Plaintiffs have attempted to cure their failure to designate the correct owner of the building by cross-moving to amend the complaint in one of several ways. The first would merely substitute Ardmore for Kingsbury in the summons and complaint. Plaintiff’s right to proceed in this manner would violate the rule that amendment may not be had where a substantial right of a party would be prejudiced by introducing a new party plaintiff under circumstances in which the Statute of Limitations has run (CPLR 3025; Neggy Travel Serv. v Sabena Belgian World Airlines, 56 AD2d 537).

The second proposal advanced by plaintiffs is to strike Kings-bury and allegations pertaining to it from the complaint and to *538substitute Jacques Bellini, Inc. in the complaint as an entity suffering property damage. Defendants find this proposal equally offensive because Jacques Bellini, Inc. is not the owner of the building and is, therefore, according to defendants, no more entitled to recover for property damage than is Kingsbury. Defendants would suffer the same monetary prejudice as they would under the first proposal as the introduction of a new plaintiff regarding the property damage claim would also eliminate the problem of the expiration of the Statute of Limitations.
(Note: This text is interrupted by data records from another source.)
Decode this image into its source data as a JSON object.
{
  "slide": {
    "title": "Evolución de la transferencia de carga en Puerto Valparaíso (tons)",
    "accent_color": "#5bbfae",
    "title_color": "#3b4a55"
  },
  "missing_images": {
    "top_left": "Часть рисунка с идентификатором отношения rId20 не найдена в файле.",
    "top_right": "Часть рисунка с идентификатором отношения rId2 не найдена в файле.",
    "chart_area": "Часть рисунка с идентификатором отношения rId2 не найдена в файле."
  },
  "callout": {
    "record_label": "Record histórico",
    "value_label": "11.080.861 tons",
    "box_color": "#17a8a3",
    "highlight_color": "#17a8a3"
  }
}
An analysis of the substance of this action reveals that the insurance carrier is the party which will ultimately bear the loss if a suit for property damages cannot be maintained. The carrier is the party which has recompensed the various plaintiffs and on whose behalf the suit is brought.
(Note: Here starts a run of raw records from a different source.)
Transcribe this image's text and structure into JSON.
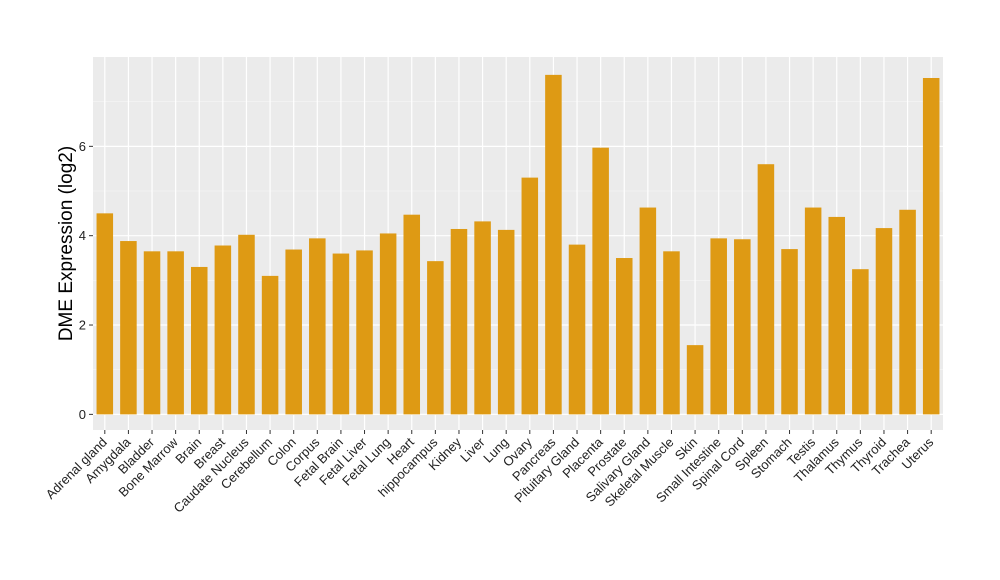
{
  "chart_data": {
    "type": "bar",
    "title": "",
    "xlabel": "",
    "ylabel": "DME Expression (log2)",
    "ylim": [
      -0.35,
      8.0
    ],
    "yticks": [
      0,
      2,
      4,
      6
    ],
    "grid": true,
    "legend": "none",
    "categories": [
      "Adrenal gland",
      "Amygdala",
      "Bladder",
      "Bone Marrow",
      "Brain",
      "Breast",
      "Caudate Nucleus",
      "Cerebellum",
      "Colon",
      "Corpus",
      "Fetal Brain",
      "Fetal Liver",
      "Fetal Lung",
      "Heart",
      "hippocampus",
      "Kidney",
      "Liver",
      "Lung",
      "Ovary",
      "Pancreas",
      "Pituitary Gland",
      "Placenta",
      "Prostate",
      "Salivary Gland",
      "Skeletal Muscle",
      "Skin",
      "Small Intestine",
      "Spinal Cord",
      "Spleen",
      "Stomach",
      "Testis",
      "Thalamus",
      "Thymus",
      "Thyroid",
      "Trachea",
      "Uterus"
    ],
    "values": [
      4.5,
      3.88,
      3.65,
      3.65,
      3.3,
      3.78,
      4.02,
      3.1,
      3.69,
      3.94,
      3.6,
      3.67,
      4.05,
      4.47,
      3.43,
      4.15,
      4.32,
      4.13,
      5.3,
      7.6,
      3.8,
      5.97,
      3.5,
      4.63,
      3.65,
      1.55,
      3.94,
      3.92,
      5.6,
      3.7,
      4.63,
      4.42,
      3.25,
      4.17,
      4.58,
      7.53
    ]
  },
  "colors": {
    "bar": "#de9a14",
    "panel": "#ebebeb",
    "grid_major": "#ffffff",
    "grid_minor": "#f5f5f5"
  }
}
Under the insurance contract, the insurance carrier authorized to prosecute a lawsuit for building damage solely in the name of Jacques Bellini, Inc., its insured. It thus appears that Jacques Bellini, Inc. could have maintained a suit for the property damage claim ab initia. It is, therefore, neither improper nor unfair to allow it to amend the complaint to add a new cause of action which relates back to facts of the original complaint (Dittmar Explosives v A. E. Ottaviano, Inc., 20 NY2d 498), especially where, as here, inclusion of a new damage claim will not “significantly expand the scope of proof or the relevant legal considerations on the issue of liability” (Caffaro v Trayna, 35 NY2d 245, 251). Defendants will, of course, be prejudiced in the sense that they may have an expanded liability for damages, but this factor alone is not the type which will preclude amendment (Caffaro v Trayna, supra). It is no surprise to defendants that the fire caused substantial property damage and the facts, circumstances and proof relating to this issue will not change as a result of this amendment. Defendants cannot, therefore, assert either prejudice or surprise.

Defendants’ motion for summary judgment is denied. Plaintiffs’ motion to amend in accordance with their second proposal is granted. The complaint captioned “Jacques Bellini, Inc. against Gersalle Realty Corp.” as appended in exhibit A of plaintiffs’ reply papers is deemed served upon service of this order on all parties.